The lack of response was enough to confirm her grim suspicion. She took a moment to mourn the poor woman who’d baked her a cupcake for her birthday.

Zack remained silent from his perch on the bed, stewing over the large new problem this tragedy created for them. The Salgado van and the body of Dr. Czerny were two thick chains that tied the Silvers to the Pelletier slaughter. While the media continued to chase ghosts, the federal agents would have a stronger notion of who to blame.

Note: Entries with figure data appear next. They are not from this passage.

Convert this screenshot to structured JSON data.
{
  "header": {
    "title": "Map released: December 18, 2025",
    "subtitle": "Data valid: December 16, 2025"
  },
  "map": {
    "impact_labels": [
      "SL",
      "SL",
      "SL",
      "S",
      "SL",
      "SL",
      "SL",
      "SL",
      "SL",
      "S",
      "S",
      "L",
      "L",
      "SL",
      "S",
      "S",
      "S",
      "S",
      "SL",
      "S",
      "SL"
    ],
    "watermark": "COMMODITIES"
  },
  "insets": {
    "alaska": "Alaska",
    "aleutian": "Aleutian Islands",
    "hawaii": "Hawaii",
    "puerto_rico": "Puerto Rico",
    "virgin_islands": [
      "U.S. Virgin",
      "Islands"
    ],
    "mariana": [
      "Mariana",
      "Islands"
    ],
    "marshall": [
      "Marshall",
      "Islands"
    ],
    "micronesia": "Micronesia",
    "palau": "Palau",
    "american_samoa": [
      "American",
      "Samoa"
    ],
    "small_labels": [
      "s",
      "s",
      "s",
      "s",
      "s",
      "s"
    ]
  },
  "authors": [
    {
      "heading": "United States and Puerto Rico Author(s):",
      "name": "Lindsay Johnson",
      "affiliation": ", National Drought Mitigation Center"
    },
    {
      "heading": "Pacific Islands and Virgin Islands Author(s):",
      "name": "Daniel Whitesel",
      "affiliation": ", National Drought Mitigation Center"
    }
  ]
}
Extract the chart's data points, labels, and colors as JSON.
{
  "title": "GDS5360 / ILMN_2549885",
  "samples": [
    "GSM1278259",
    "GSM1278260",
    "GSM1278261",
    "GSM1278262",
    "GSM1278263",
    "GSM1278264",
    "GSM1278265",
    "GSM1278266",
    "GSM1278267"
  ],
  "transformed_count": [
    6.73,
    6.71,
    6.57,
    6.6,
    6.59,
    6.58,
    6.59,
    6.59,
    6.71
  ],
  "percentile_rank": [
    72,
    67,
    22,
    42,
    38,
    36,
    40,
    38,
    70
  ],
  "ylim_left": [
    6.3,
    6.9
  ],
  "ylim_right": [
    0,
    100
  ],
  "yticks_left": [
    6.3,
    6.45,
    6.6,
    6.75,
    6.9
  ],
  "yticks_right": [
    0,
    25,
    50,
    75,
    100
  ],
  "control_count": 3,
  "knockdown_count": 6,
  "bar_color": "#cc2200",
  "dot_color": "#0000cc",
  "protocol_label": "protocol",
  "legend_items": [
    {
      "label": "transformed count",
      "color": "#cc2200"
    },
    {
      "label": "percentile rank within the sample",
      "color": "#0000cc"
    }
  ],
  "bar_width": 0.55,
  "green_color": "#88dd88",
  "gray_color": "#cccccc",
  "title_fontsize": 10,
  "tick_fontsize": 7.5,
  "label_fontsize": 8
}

By ten o’clock, Melissa Masaad was angry enough to break the law. It took twenty minutes of research to uncover the location of the nearest tobacco den, hidden away beneath a Terra Vista bowling alley. Six more minutes of digging earned her the passphrase.

“Are your bathrooms clean?” she asked the cashier, just as she was told.

For once, Melissa’s foreign attributes worked in her favor. The greasy old man at the counter would have never suspected she was a Dep. Even if she had been with DP-4, the illicit substances division, she wouldn’t have wasted time on such a piddling sting. The Bureau didn’t care about smoke-easies.